Quote from day7793:
Those were SPX 's March 2007 1370-1380 area lows and also August intraday low (which by itself doesn't have that much significance) The next resistance is the downward sloping 50 day moving average around 1420-1430 area.
Now you can test me on another quizz to see if I know what you think you only know.
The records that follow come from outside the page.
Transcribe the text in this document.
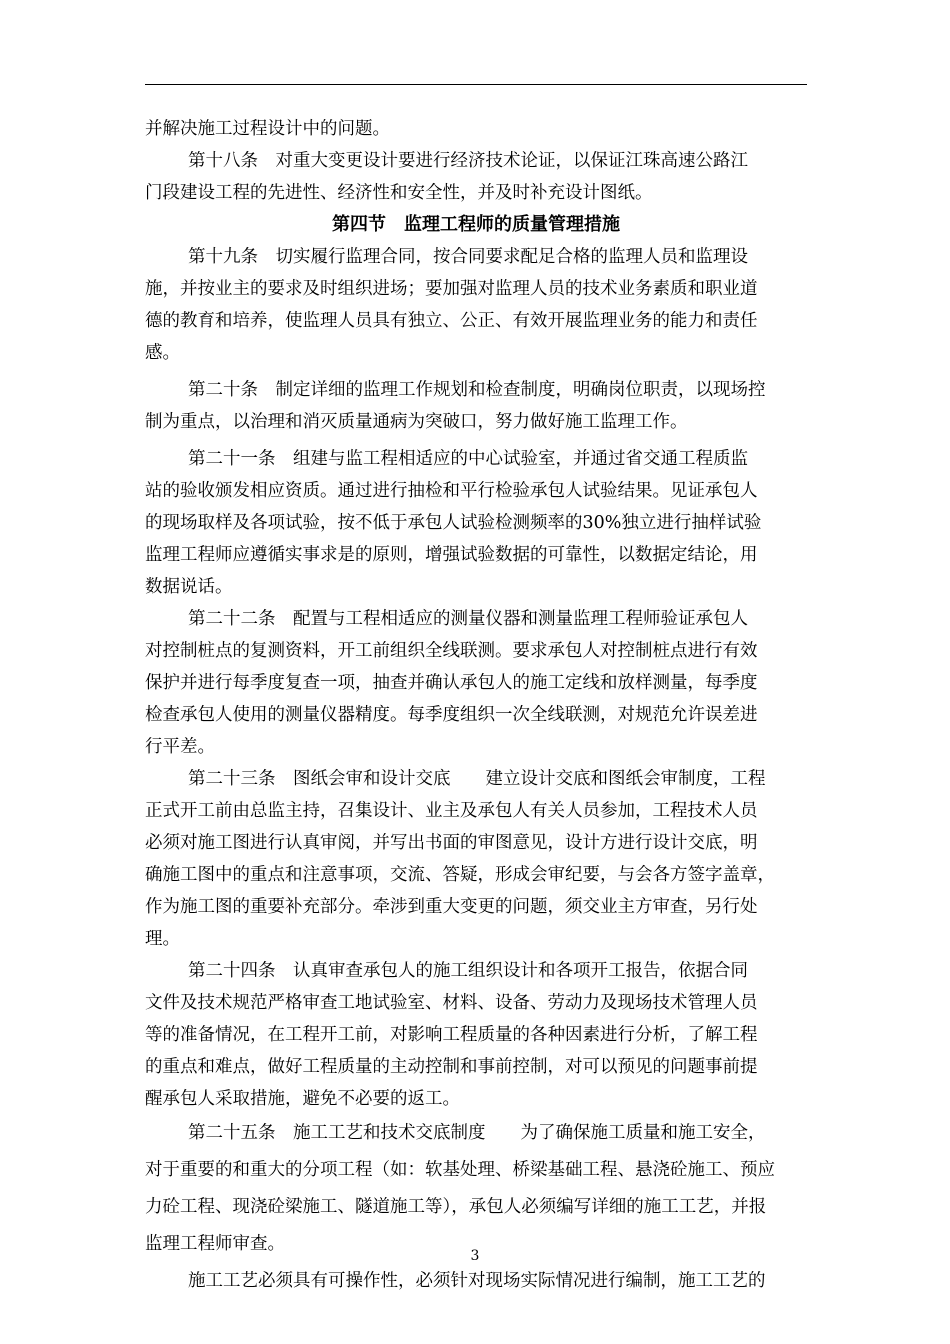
并解决施工过程设计中的问题。
第十八条　对重大变更设计要进行经济技术论证，以保证江珠高速公路江
门段建设工程的先进性、经济性和安全性，并及时补充设计图纸。
第四节　监理工程师的质量管理措施
第十九条　切实履行监理合同，按合同要求配足合格的监理人员和监理设
施，并按业主的要求及时组织进场；要加强对监理人员的技术业务素质和职业道
德的教育和培养，使监理人员具有独立、公正、有效开展监理业务的能力和责任
感。
第二十条　制定详细的监理工作规划和检查制度，明确岗位职责，以现场控
制为重点，以治理和消灭质量通病为突破口，努力做好施工监理工作。
第二十一条　组建与监工程相适应的中心试验室，并通过省交通工程质监
站的验收颁发相应资质。通过进行抽检和平行检验承包人试验结果。见证承包人
的现场取样及各项试验，按不低于承包人试验检测频率的30%独立进行抽样试验
监理工程师应遵循实事求是的原则，增强试验数据的可靠性，以数据定结论，用
数据说话。
第二十二条　配置与工程相适应的测量仪器和测量监理工程师验证承包人
对控制桩点的复测资料，开工前组织全线联测。要求承包人对控制桩点进行有效
保护并进行每季度复查一项，抽查并确认承包人的施工定线和放样测量，每季度
检查承包人使用的测量仪器精度。每季度组织一次全线联测，对规范允许误差进
行平差。
第二十三条　图纸会审和设计交底　　建立设计交底和图纸会审制度，工程
正式开工前由总监主持，召集设计、业主及承包人有关人员参加，工程技术人员
必须对施工图进行认真审阅，并写出书面的审图意见，设计方进行设计交底，明
确施工图中的重点和注意事项，交流、答疑，形成会审纪要，与会各方签字盖章，
作为施工图的重要补充部分。牵涉到重大变更的问题，须交业主方审查，另行处
理。
第二十四条　认真审查承包人的施工组织设计和各项开工报告，依据合同
文件及技术规范严格审查工地试验室、材料、设备、劳动力及现场技术管理人员
等的准备情况，在工程开工前，对影响工程质量的各种因素进行分析，了解工程
的重点和难点，做好工程质量的主动控制和事前控制，对可以预见的问题事前提
醒承包人采取措施，避免不必要的返工。
第二十五条　施工工艺和技术交底制度　　为了确保施工质量和施工安全，
对于重要的和重大的分项工程（如：软基处理、桥梁基础工程、悬浇砼施工、预应
力砼工程、现浇砼梁施工、隧道施工等），承包人必须编写详细的施工工艺，并报
监理工程师审查。
施工工艺必须具有可操作性，必须针对现场实际情况进行编制，施工工艺的
3
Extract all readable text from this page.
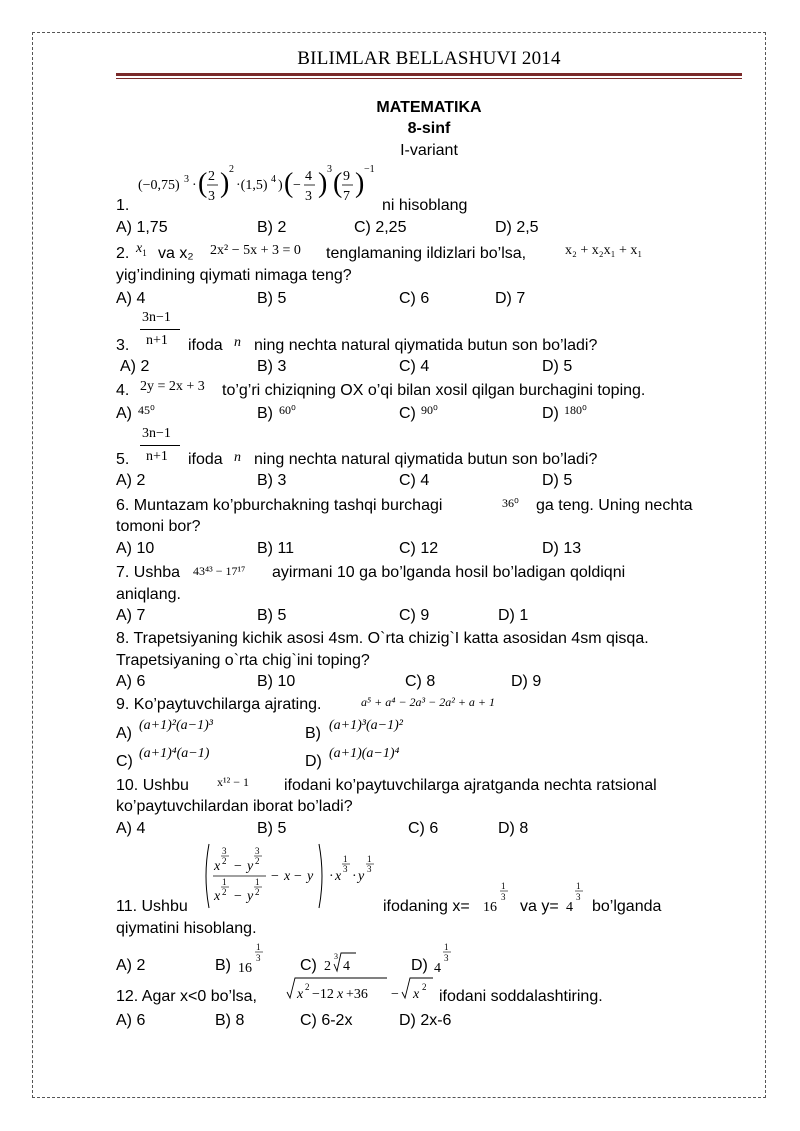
BILIMLAR BELLASHUVI 2014
MATEMATIKA
8-sinf
I-variant
1.
(−0,75) 3 · ( 2
3 ) 2
·(1,5) 4 ) ( −
4
3 ) 3 ( 9
7 ) −1
ni hisoblang
A) 1,75	B) 2	C) 2,25	D) 2,5
2. $x_1$ va x₂ 2x² − 5x + 3 = 0 tenglamaning ildizlari bo’lsa,	x₂ + x₂x₁ + x₁
yig’indining qiymati nimaga teng?
A) 4	B) 5	C) 6	D) 7
3.
3n−1
n+1 ifoda n ning nechta natural qiymatida butun son bo’ladi?
A) 2	B) 3	C) 4	D) 5
4. 2y = 2x + 3 to’g’ri chiziqning OX o’qi bilan xosil qilgan burchagini toping.
A) 45⁰	B) 60⁰	C) 90⁰	D) 180⁰
5.
3n−1
n+1 ifoda n ning nechta natural qiymatida butun son bo’ladi?
A) 2	B) 3	C) 4	D) 5
6. Muntazam ko’pburchakning tashqi burchagi	36⁰ ga teng. Uning nechta
tomoni bor?
A) 10	B) 11	C) 12	D) 13
7. Ushba 43⁴³ − 17¹⁷ ayirmani 10 ga bo’lganda hosil bo’ladigan qoldiqni
aniqlang.
A) 7	B) 5	C) 9	D) 1
8. Trapetsiyaning kichik asosi 4sm. O`rta chizig`I katta asosidan 4sm qisqa.
Trapetsiyaning o`rta chig`ini toping?
A) 6	B) 10	C) 8	D) 9
9. Ko’paytuvchilarga ajrating.	a⁵ + a⁴ − 2a³ − 2a² + a + 1
A) (a+1)²(a−1)³	B) (a+1)³(a−1)²
C) (a+1)⁴(a−1)	D) (a+1)(a−1)⁴
10. Ushbu x¹² − 1 ifodani ko’paytuvchilarga ajratganda nechta ratsional
ko’paytuvchilardan iborat bo’ladi?
A) 4	B) 5	C) 6	D) 8
11. Ushbu
x
3
2 − y
3
2
x
1
2 − y
1
2
− x − y · x
1
3 · y
1
3
ifodaning x= 16
1
3
va y= 4
1
3
bo’lganda
qiymatini hisoblang.
A) 2	B) 16
1
3 C) 2
3
4	D) 4
1
3
12. Agar x<0 bo’lsa,	x 2 −12 x +36 − x 2
ifodani soddalashtiring.
A) 6	B) 8	C) 6-2x	D) 2x-6
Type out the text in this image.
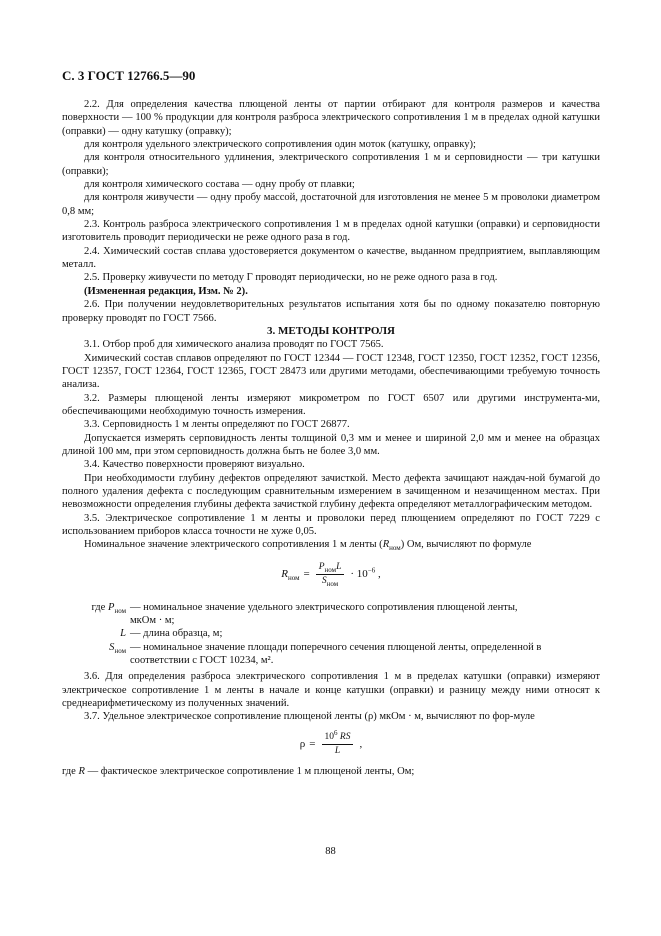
С. 3 ГОСТ 12766.5—90

2.2. Для определения качества плющеной ленты от партии отбирают для контроля размеров и качества поверхности — 100 % продукции для контроля разброса электрического сопротивления 1 м в пределах одной катушки (оправки) — одну катушку (оправку);

для контроля удельного электрического сопротивления один моток (катушку, оправку);

для контроля относительного удлинения, электрического сопротивления 1 м и серповидности — три катушки (оправки);

для контроля химического состава — одну пробу от плавки;

для контроля живучести — одну пробу массой, достаточной для изготовления не менее 5 м проволоки диаметром 0,8 мм;

2.3. Контроль разброса электрического сопротивления 1 м в пределах одной катушки (оправки) и серповидности изготовитель проводит периодически не реже одного раза в год.

2.4. Химический состав сплава удостоверяется документом о качестве, выданном предприятием, выплавляющим металл.

2.5. Проверку живучести по методу Г проводят периодически, но не реже одного раза в год.

(Измененная редакция, Изм. № 2).

2.6. При получении неудовлетворительных результатов испытания хотя бы по одному показателю повторную проверку проводят по ГОСТ 7566.

3. МЕТОДЫ КОНТРОЛЯ

3.1. Отбор проб для химического анализа проводят по ГОСТ 7565.

Химический состав сплавов определяют по ГОСТ 12344 — ГОСТ 12348, ГОСТ 12350, ГОСТ 12352, ГОСТ 12356, ГОСТ 12357, ГОСТ 12364, ГОСТ 12365, ГОСТ 28473 или другими методами, обеспечивающими требуемую точность анализа.

3.2. Размеры плющеной ленты измеряют микрометром по ГОСТ 6507 или другими инструмента-ми, обеспечивающими необходимую точность измерения.

3.3. Серповидность 1 м ленты определяют по ГОСТ 26877.

Допускается измерять серповидность ленты толщиной 0,3 мм и менее и шириной 2,0 мм и менее на образцах длиной 100 мм, при этом серповидность должна быть не более 3,0 мм.

3.4. Качество поверхности проверяют визуально.

При необходимости глубину дефектов определяют зачисткой. Место дефекта зачищают наждач-ной бумагой до полного удаления дефекта с последующим сравнительным измерением в зачищенном и незачищенном местах. При невозможности определения глубины дефекта зачисткой глубину дефекта определяют металлографическим методом.

3.5. Электрическое сопротивление 1 м ленты и проволоки перед плющением определяют по ГОСТ 7229 с использованием приборов класса точности не хуже 0,05.

Номинальное значение электрического сопротивления 1 м ленты $(R_{ном})$ Ом, вычисляют по формуле

$R_{ном} = \frac{P_{ном}L}{S_{ном}} \cdot 10^{-6}$ ,
где $P_{ном}$ — номинальное значение удельного электрического сопротивления плющеной ленты,
мкОм · м;
L — длина образца, м;
$S_{ном}$ — номинальное значение площади поперечного сечения плющеной ленты, определенной в
соответствии с ГОСТ 10234, м².

3.6. Для определения разброса электрического сопротивления 1 м в пределах катушки (оправки) измеряют электрическое сопротивление 1 м ленты в начале и конце катушки (оправки) и разницу между ними относят к среднеарифметическому из полученных значений.

3.7. Удельное электрическое сопротивление плющеной ленты (ρ) мкОм · м, вычисляют по фор-муле

$\rho = \frac{10^6 RS}{L}$ ,

где R — фактическое электрическое сопротивление 1 м плющеной ленты, Ом;

88
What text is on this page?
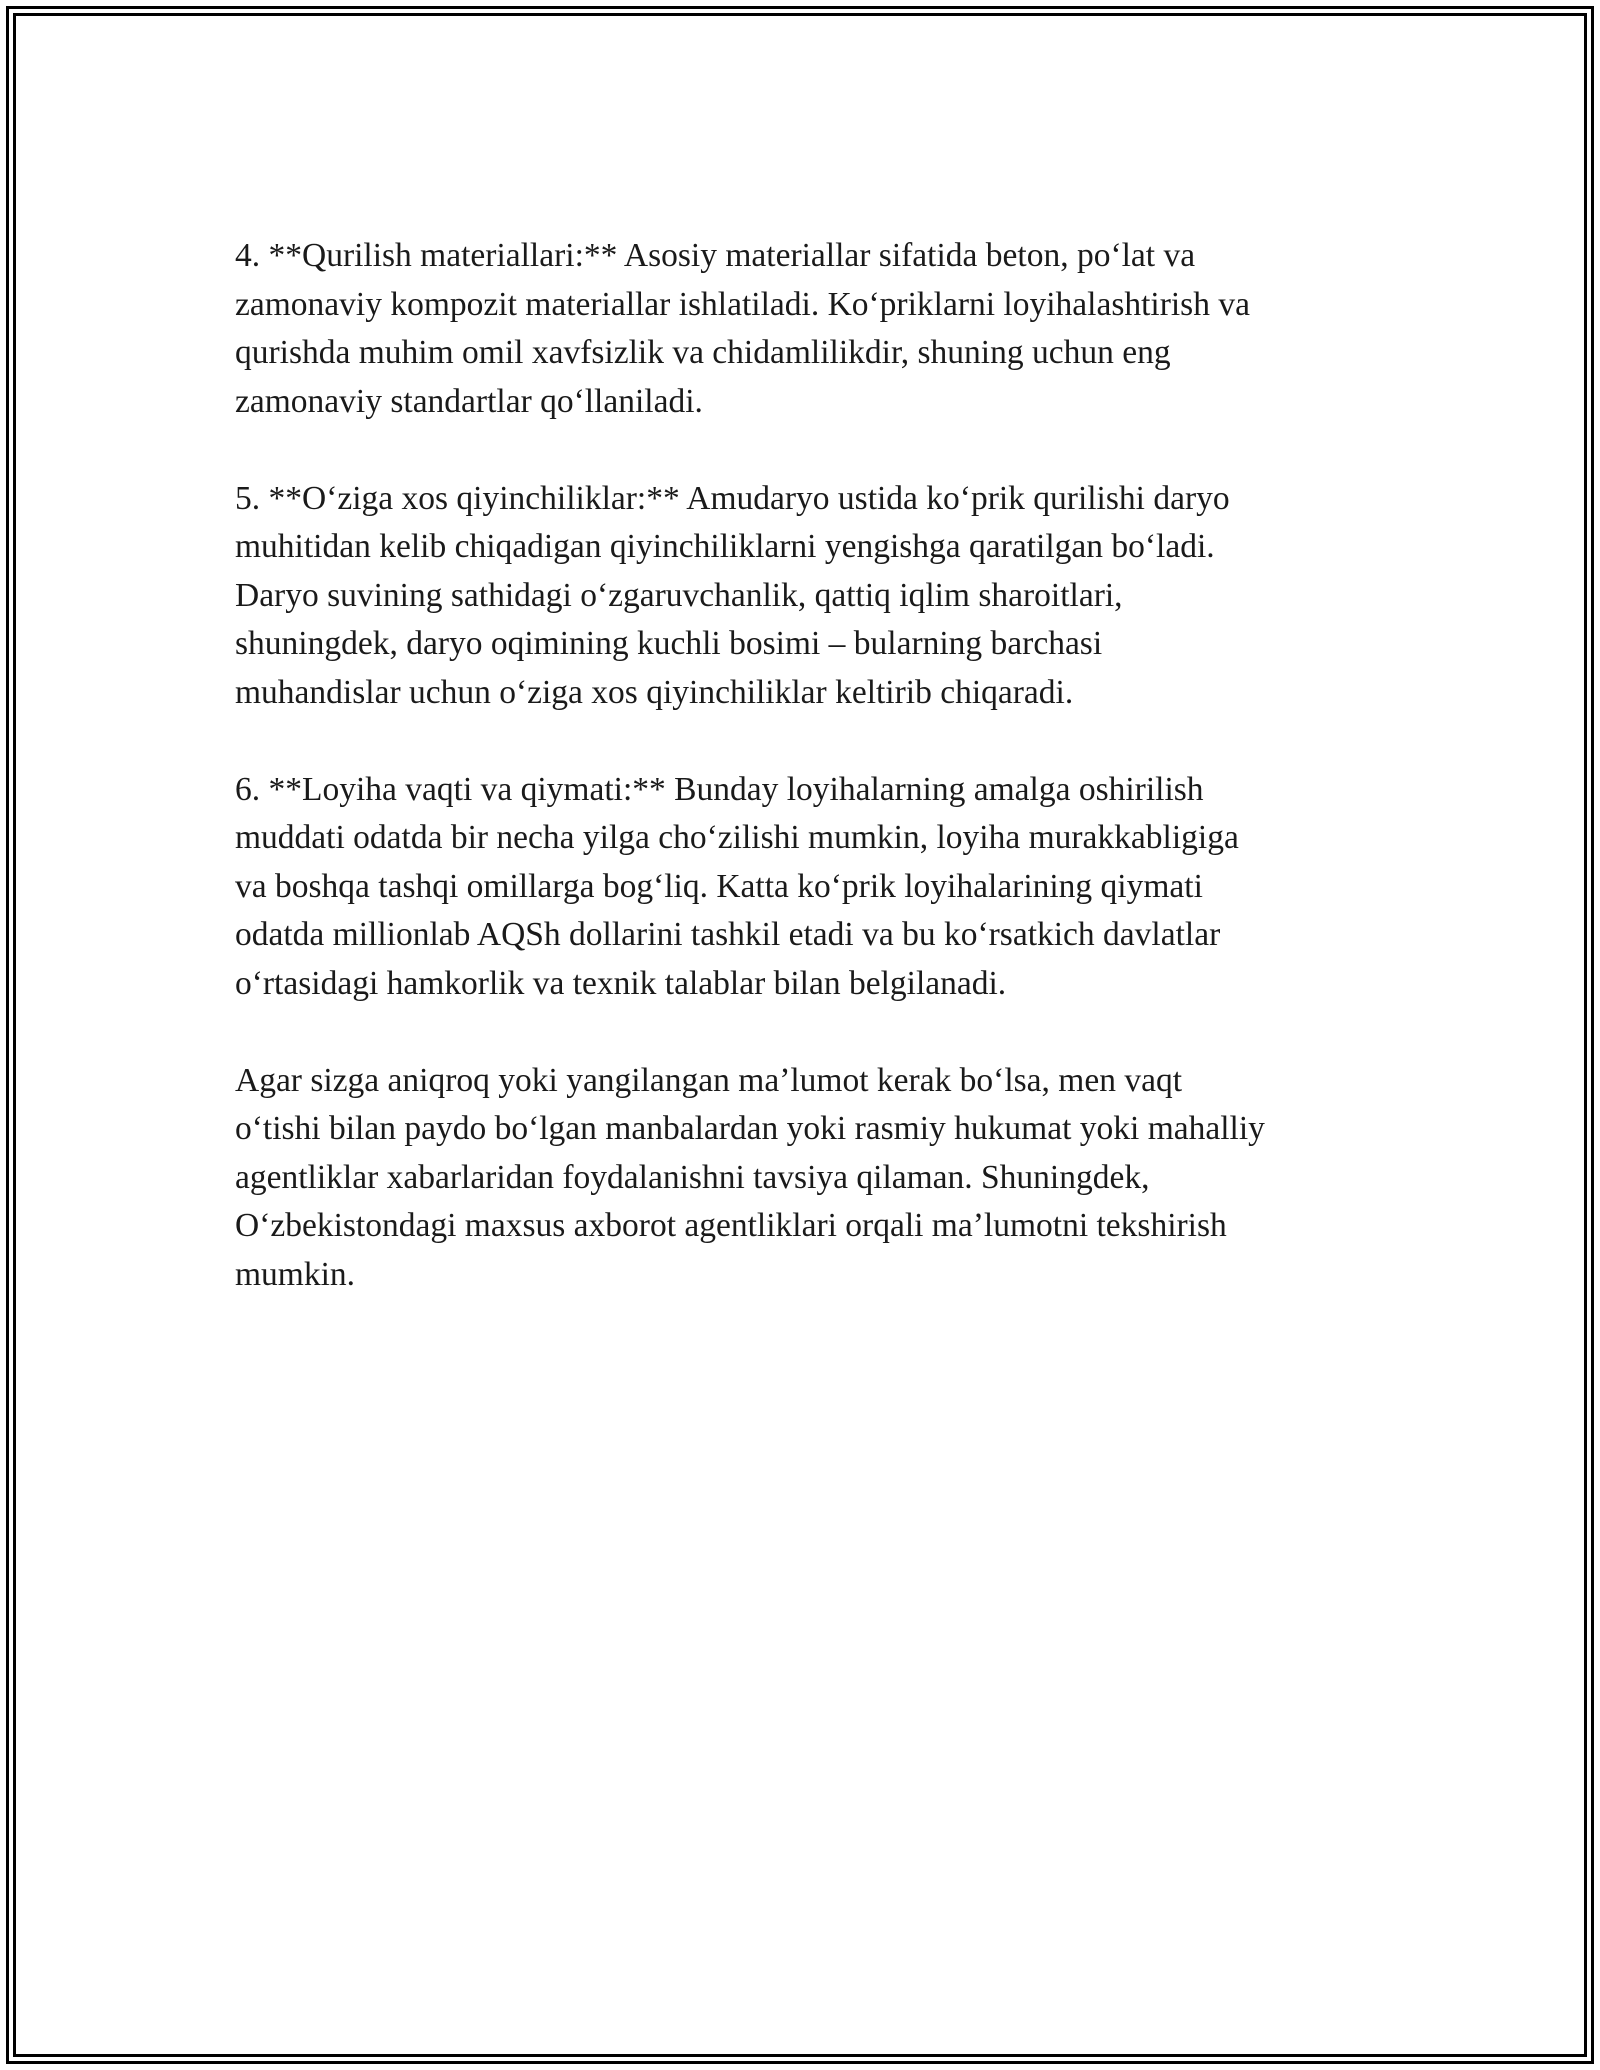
4. **Qurilish materiallari:** Asosiy materiallar sifatida beton, poʻlat va
zamonaviy kompozit materiallar ishlatiladi. Koʻpriklarni loyihalashtirish va
qurishda muhim omil xavfsizlik va chidamlilikdir, shuning uchun eng
zamonaviy standartlar qoʻllaniladi.

5. **Oʻziga xos qiyinchiliklar:** Amudaryo ustida koʻprik qurilishi daryo
muhitidan kelib chiqadigan qiyinchiliklarni yengishga qaratilgan boʻladi.
Daryo suvining sathidagi oʻzgaruvchanlik, qattiq iqlim sharoitlari,
shuningdek, daryo oqimining kuchli bosimi – bularning barchasi
muhandislar uchun oʻziga xos qiyinchiliklar keltirib chiqaradi.

6. **Loyiha vaqti va qiymati:** Bunday loyihalarning amalga oshirilish
muddati odatda bir necha yilga choʻzilishi mumkin, loyiha murakkabligiga
va boshqa tashqi omillarga bogʻliq. Katta koʻprik loyihalarining qiymati
odatda millionlab AQSh dollarini tashkil etadi va bu koʻrsatkich davlatlar
oʻrtasidagi hamkorlik va texnik talablar bilan belgilanadi.

Agar sizga aniqroq yoki yangilangan maʼlumot kerak boʻlsa, men vaqt
oʻtishi bilan paydo boʻlgan manbalardan yoki rasmiy hukumat yoki mahalliy
agentliklar xabarlaridan foydalanishni tavsiya qilaman. Shuningdek,
Oʻzbekistondagi maxsus axborot agentliklari orqali maʼlumotni tekshirish
mumkin.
Those lows that you have referred to have a lot less significance than you claim.
Here's why:
Yesterday, the SPX closed near the 21-day MA at 1378.90 after spiking through the MA and coming off a bit into the close.
Also interesting to note:
1383.12 is a fibonacci 61.8% of the initial leg up off the lows at 1270.05 to 1368.55
Take .618 of 98.50 ( first leg ) and add that to the Jan. 28th pullback low at 1322.25 to get the 1383.12 target for the "measured-move".
Also keep in mind that the 50% retracement of the move down off the mid-December high at 1498.85 to the low at 1270.05 = 1384.45
Yesterday's high:
1385.60
As a result of the above, I would say that the SPX showed itself to have broken above resistance in the 1383 - 1384.50 range, and not the 1373 that you have claimed by simply ( and naively ) looking back to the lows of March of 2007.
A "full" measured-move would now target 1420.75 by adding the initial leg off the 1270.05 low of 98.50 to the low at 1322.25 which gets you:
1420.75
Now that's what I call real Technical Analysis.
Thanks for playing.

I'm only new here myself. So I have a cheeky question - Where will you go?